Dettagliamo alcune voci:

· Contributi statali scuole cattoliche 430.000.000 €

· Contributi comunali scuole cattoliche 500.000.000 €

· Insegnamento della religione cattolica nelle scuole 1.250.000.000 €

· Esenzione IMU 620.000.000 €

· Otto per mille 990.000.000 €

Una riflessione a parte merita il capitolo dei Cappellani militari. Il mondo cattolico, specie in questi ultimi decenni, si è presentato come il paladino del pacifismo: le marce della pace ed altre pubbliche iniziative promosse dalle sue organizzazioni più rappresentative, ne sono la testimonianza. Ma nel segno della più limpida tradizione del doppio gioco politico, una delle istituzioni più rappresentative dell’apparato militare è l’ordinariato militare, più noto come i cappellani. Sicché ancora oggi l’ordinario militare, cioè il capo dei cappellani (attualmente è l’arcivescovo Santo Marcianò, succeduto al cardinal Bagnasco, che gode ora di pensione statale) percepisce ogni mese la cifra di 9.500 € lordi al mese, perché equiparato al grado di generale di corpo d’armata. La questione-cappellani presenta due aspetti inquietanti. Intanto quello che lo Stato (laico sino a prova contraria) si atteggia, per l’assistenza religiosa nei confronti di quanti sono sotto le armi, esattamente come se il cattolicesimo fosse ancora, in Italia, la religione di stato come fu dallo Statuto albertino (1848) e sino all’entrata in vigore della Costituzione repubblicana che nei principi fondamentali afferma invece – articolo 3, primo comma – che tutti i cittadini hanno pari dignità sociale (…) senza distinzione di sesso, di razza, di lingue, di religione, di opinioni politiche, di condizioni personali e sociali.
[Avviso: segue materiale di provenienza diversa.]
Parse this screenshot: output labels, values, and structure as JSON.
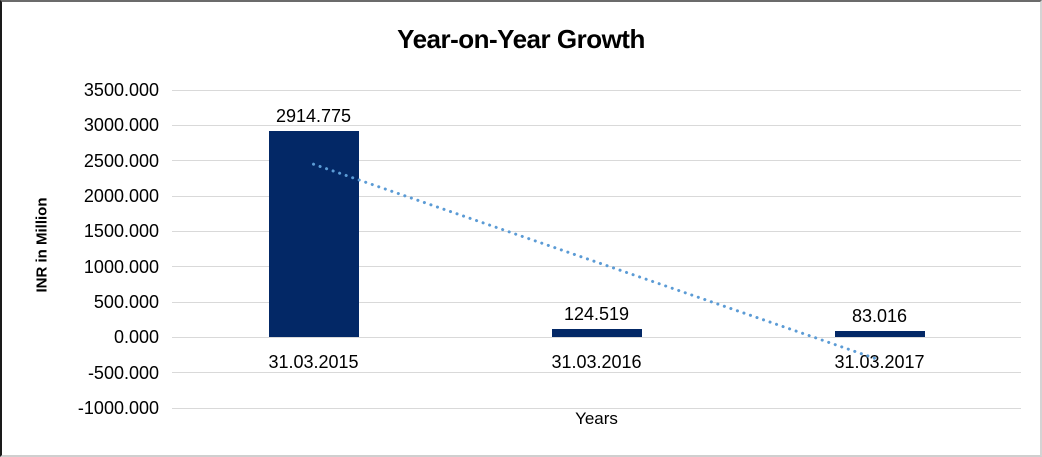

Con la conseguenza che l’erario sborsa più di nove milioni e mezzo l’anno, ma naturalmente solo per i cappellani cattolici, attualmente in numero di 162. Non è prevista “assistenza” per chi appartiene ad altre religioni.

L’altro aspetto stupefacente della questione-cappellani è costituito dal livello del tutto ingiustificato dei gradi e quindi delle retribuzioni. Se l’Ordinario è equiparato a Generale di corpo d’armata, il suo vicario gode del grado di Generale di divisione o di Maggiore generale a secondo dell’arma (8000 € lordi al mese); l’ispettore è generale di brigata (6000 €); mentre sono assimilati ai Colonnelli (60/70mila € annui) il vicario episcopale, il cancelliere e l’economo.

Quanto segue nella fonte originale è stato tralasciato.